The use of gradients in logos is a pretty polarizing topic: many hate it with a passion and think it looks tacky, and many simply adore it.
The flat design look for logos is very in these days, but it doesn’t necessarily mean that gradients are gone for good. It just means that many uses of gradients in logo design can look more dated than they used to. The technique can work when done well, but a lot of designers tend to use them as a crutch to disguise weak design concepts.
Whether you like or hate them, there are good and bad ways to use gradients. We’ve created a short list of what to embrace and what to avoid for gradient use in logos—these days, at least.
Coco Star logo by TinBacicDesign™
Do: create an effective solid version of your logo before you add gradients.
Don’t: add gradients to your logo that make it difficult to reproduce or read.
Above we’ve taken designer TinBacicDesign™’s design and translated into our own gradient interpretation, comparing it to the original. The solid version of the logo would work on non-screen mediums like embossed, letterpress paper, signs, and embroidered apparel—showing up bold and clear. Adding unnecessary gradients to the logo make it look washed out and overcomplicated, and it just doesn’t translate as well. The takeaway? Keep it simple, skippy.
Do: use gradients in the logo in a creative way that is relevant to the brand.
Don’t: rely on gradients to create abstract imagery that’s not relevant to your brand.

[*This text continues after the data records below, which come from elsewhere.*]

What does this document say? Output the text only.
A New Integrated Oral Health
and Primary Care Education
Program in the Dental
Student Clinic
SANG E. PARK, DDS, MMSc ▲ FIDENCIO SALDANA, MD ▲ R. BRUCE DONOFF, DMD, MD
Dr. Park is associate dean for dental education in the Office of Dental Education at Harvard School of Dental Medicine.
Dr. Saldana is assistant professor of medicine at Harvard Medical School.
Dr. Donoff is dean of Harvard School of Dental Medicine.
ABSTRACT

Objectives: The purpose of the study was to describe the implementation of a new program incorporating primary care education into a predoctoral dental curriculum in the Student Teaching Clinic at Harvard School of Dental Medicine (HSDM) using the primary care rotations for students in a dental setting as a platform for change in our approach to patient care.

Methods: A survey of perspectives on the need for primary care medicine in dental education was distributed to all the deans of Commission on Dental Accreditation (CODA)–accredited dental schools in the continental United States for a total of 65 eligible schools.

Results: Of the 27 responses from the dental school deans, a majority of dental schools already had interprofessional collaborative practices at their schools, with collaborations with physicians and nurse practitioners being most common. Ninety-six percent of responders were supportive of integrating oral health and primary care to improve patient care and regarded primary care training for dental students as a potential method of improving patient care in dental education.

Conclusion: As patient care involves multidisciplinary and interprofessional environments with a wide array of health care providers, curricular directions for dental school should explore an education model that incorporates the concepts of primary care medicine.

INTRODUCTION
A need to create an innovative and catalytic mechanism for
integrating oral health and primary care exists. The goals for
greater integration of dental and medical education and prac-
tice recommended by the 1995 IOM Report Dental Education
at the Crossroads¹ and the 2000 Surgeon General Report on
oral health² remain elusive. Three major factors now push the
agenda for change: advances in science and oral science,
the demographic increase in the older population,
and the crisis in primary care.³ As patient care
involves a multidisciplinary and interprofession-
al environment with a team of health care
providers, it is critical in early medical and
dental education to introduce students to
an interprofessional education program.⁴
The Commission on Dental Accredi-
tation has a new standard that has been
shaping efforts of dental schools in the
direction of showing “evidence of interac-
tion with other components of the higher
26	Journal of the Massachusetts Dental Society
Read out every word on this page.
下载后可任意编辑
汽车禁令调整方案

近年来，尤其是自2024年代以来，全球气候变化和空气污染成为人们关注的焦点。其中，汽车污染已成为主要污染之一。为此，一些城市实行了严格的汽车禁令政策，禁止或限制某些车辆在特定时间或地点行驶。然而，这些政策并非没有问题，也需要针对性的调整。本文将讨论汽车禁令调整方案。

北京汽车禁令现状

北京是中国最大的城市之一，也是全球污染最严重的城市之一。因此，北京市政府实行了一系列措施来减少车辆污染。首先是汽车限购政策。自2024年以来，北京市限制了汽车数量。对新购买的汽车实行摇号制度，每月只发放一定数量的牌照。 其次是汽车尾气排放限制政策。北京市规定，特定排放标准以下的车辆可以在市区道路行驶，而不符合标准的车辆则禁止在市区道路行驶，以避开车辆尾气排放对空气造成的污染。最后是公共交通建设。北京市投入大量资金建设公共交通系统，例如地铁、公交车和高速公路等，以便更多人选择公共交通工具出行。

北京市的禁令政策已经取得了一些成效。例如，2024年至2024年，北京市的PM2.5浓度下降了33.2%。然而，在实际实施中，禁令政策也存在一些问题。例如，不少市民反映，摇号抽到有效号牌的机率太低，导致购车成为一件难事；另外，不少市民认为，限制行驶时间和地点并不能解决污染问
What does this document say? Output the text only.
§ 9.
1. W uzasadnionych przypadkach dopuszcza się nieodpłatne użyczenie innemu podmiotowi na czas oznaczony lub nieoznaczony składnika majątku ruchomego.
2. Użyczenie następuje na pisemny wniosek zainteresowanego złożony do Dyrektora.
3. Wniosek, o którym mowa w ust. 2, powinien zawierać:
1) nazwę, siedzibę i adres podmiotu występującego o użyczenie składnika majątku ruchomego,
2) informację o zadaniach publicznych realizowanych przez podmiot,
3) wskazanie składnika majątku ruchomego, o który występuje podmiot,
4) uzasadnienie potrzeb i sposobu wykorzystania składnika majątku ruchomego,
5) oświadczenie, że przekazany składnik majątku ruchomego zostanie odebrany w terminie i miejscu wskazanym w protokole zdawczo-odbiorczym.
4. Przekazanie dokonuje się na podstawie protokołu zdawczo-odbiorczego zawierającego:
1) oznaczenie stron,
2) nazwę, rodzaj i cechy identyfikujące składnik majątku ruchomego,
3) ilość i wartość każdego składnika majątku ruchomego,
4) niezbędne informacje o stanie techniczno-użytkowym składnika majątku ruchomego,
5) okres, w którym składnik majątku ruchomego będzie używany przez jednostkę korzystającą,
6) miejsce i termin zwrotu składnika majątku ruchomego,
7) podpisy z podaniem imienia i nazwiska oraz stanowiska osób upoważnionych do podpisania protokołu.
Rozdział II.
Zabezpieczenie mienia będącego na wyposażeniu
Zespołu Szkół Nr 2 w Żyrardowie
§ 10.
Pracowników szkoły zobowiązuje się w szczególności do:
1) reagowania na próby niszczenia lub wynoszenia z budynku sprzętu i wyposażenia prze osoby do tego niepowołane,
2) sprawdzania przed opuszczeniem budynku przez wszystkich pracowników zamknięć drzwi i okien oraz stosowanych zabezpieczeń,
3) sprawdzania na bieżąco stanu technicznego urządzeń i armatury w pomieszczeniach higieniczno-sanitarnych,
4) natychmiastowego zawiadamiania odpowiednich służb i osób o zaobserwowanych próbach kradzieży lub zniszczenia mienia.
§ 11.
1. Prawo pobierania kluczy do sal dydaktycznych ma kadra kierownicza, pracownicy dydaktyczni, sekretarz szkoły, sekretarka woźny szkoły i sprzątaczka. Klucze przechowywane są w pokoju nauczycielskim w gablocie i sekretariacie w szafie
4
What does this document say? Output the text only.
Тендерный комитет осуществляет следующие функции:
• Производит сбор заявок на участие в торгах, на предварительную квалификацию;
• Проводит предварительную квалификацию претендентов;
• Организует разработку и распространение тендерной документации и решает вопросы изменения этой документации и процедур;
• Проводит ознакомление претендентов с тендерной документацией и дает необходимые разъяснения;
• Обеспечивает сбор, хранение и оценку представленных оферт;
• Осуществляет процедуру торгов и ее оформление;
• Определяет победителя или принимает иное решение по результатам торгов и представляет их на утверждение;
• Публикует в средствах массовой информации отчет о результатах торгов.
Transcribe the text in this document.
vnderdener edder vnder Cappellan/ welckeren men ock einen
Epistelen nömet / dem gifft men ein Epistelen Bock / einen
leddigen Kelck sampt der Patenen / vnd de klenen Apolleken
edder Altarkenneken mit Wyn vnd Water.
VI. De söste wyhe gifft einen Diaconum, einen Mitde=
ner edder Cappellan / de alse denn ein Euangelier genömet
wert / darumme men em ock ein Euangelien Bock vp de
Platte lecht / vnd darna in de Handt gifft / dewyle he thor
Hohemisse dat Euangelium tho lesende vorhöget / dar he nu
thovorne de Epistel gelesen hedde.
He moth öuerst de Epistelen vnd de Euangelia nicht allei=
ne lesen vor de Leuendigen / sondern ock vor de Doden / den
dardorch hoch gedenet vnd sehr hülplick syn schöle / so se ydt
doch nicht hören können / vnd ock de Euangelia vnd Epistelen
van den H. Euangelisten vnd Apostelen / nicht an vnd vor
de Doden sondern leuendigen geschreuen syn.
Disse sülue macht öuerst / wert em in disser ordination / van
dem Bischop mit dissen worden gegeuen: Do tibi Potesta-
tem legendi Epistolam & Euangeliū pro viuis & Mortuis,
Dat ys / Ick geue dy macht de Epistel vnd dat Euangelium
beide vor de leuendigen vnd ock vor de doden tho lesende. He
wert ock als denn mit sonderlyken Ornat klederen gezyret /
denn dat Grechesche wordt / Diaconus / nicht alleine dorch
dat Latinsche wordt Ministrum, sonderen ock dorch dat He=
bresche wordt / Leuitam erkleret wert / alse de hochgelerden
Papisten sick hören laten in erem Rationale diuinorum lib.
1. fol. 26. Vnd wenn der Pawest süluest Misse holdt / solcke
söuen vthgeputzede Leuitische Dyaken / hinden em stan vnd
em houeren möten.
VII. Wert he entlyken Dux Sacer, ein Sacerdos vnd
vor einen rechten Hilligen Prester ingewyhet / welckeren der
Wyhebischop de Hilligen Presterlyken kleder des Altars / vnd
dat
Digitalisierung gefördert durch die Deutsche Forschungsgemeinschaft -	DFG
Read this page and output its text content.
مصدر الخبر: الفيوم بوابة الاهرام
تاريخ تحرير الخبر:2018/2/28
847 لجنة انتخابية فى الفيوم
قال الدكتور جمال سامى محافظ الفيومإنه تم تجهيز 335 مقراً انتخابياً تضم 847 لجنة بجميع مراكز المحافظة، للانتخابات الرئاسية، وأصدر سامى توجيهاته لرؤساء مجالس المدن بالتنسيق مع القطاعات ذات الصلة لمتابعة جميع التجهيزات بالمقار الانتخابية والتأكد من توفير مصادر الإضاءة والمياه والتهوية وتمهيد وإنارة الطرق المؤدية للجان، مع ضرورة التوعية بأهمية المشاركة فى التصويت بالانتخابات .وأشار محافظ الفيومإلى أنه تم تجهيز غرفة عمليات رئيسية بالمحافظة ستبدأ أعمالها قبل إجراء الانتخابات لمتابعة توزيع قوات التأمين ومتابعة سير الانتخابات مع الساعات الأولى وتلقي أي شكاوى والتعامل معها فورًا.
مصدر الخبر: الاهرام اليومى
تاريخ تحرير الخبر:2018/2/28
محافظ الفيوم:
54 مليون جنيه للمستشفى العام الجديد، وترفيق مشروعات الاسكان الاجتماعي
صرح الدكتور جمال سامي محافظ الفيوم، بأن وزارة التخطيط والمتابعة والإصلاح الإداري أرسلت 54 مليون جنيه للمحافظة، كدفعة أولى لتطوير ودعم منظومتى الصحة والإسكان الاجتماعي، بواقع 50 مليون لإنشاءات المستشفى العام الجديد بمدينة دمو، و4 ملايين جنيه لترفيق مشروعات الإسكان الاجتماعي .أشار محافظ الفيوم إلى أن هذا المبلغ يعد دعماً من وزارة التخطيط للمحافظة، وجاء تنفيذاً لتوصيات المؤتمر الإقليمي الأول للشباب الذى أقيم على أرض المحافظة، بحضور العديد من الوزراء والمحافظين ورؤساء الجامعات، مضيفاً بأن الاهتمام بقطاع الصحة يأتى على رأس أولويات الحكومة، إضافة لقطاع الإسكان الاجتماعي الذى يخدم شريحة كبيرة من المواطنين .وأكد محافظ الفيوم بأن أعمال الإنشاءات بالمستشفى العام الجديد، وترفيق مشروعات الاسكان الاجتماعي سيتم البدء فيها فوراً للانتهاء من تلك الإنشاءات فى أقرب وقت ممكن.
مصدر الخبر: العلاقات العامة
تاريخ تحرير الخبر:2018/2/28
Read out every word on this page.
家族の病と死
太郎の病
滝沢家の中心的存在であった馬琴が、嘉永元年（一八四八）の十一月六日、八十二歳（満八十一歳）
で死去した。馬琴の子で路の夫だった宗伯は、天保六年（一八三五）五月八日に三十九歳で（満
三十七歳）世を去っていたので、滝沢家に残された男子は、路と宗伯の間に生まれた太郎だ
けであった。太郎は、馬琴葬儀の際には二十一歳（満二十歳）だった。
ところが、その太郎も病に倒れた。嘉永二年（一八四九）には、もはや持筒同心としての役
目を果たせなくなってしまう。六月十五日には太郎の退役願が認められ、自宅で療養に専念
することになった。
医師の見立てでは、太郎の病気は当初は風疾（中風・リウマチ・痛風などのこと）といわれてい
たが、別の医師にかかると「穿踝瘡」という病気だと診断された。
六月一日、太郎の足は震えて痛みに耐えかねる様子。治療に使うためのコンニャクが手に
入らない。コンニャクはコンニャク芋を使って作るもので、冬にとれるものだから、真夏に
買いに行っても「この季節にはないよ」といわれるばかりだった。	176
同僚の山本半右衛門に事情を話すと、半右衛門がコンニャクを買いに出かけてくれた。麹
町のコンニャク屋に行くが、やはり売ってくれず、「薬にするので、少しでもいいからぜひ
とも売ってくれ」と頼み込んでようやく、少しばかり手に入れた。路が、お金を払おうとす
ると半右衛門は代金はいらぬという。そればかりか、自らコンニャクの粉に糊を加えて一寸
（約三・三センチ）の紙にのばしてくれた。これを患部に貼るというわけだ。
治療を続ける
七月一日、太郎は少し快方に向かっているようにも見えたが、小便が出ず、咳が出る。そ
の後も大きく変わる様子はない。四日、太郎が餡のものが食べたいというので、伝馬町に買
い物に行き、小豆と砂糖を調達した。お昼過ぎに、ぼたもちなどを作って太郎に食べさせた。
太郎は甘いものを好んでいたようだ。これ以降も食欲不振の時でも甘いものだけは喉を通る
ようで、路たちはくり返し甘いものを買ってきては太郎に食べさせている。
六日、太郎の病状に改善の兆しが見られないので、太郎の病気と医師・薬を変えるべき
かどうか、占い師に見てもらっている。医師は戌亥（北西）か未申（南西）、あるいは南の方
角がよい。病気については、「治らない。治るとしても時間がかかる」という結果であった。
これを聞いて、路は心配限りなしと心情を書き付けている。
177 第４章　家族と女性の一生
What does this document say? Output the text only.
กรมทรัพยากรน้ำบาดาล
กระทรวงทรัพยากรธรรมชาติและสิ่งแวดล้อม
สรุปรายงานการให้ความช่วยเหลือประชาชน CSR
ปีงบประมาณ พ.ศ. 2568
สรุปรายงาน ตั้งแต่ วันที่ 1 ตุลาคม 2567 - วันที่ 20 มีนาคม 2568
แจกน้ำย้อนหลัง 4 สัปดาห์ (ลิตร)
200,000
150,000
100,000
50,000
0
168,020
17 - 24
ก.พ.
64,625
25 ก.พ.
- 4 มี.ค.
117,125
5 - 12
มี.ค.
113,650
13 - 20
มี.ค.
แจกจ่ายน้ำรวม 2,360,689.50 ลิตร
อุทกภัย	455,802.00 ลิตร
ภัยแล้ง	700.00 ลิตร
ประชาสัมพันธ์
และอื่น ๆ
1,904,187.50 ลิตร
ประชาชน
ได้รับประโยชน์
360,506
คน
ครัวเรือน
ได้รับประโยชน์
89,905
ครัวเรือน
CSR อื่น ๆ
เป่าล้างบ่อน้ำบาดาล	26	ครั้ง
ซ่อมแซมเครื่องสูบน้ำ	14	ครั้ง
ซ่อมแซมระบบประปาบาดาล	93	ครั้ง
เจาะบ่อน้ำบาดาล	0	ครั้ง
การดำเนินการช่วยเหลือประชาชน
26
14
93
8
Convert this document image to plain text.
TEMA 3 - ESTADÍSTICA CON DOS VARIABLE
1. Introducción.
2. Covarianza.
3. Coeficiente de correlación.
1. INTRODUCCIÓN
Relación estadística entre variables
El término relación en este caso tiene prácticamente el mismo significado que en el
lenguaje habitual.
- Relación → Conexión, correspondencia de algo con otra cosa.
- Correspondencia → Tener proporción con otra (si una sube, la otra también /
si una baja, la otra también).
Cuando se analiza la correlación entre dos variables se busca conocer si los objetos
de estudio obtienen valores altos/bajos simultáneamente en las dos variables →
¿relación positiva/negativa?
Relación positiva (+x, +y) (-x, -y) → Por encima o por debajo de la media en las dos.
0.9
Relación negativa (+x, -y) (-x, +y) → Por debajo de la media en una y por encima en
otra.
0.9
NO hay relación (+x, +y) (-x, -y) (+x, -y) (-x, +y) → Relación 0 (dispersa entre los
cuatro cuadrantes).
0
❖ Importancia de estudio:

The use of a gradient in the Airbnb logo is relevant to a company that facilitates travel. The gradation of dark blue to light blue looks like the clear, sunny skies most people associate with vacations. Our made-up logo on the right relies heavily on the gradients inside it to give the logo depth and contrast. But it doesn’t impart any meaning. If we took away the gradients, we would be left with an equally abstract square, and one that’s probably a lot easier to see in print.
Moral of the story: If your gradient isn’t helping your logo, it’s harming it. Find another solution.
Do: use subtle gradients to enhance your design.
Don’t: use intense gradients, particularly in the smaller and more detailed portions of your logo.
Even though Google’s new logo is leaning towards the “flat design” trend, there is still a very subtle linear gradient in it. This effect adds depth to the classic logo without having to resort to that old beveled and embossed look. However in the logo on the right, using gradients inside the smaller shapes of the logo dominates the image and makes it look much less professional. Not to mention, it will probably not print well at most sizes.
Do: add gradients to your logo that are professional and well-executed.
Don’t: use gradients that look like they were created without any thought.
Your client came to you for a professional design, not something they could have made themselves. So make sure that your gradient is functioning professionally. If it’s meant to represent a light shining on your logo, determine the proper source for that light. If it’s meant to bring emphasis to a certain part of your logo, then don’t mix up a bunch of different types of gradients to make your point, where one would work. Place your gradients with intent.
Do: optimize your gradients for the best printing possible.
Don’t: ignore printing issues.
Gradients don’t always print well and can potentially result in an unsightly banding effect depending on the quality of your printer, so it’s important to prepare your files for the best results, starting at the design phase. There’s a couple different techniques to fix this that are described by Adobe and in this forum here.
The bottom line is that you choose to use gradients in your logo, use them selectively. Your company might make it big one day and you might need your logo etched into the marble floor of your headquarters or even shone into the sky like the batman signal—and gradients definitely don’t come across as well in those mediums. In the end, it’s like all of the other elements in your design, it’s got to have meaning, or it’s got to go.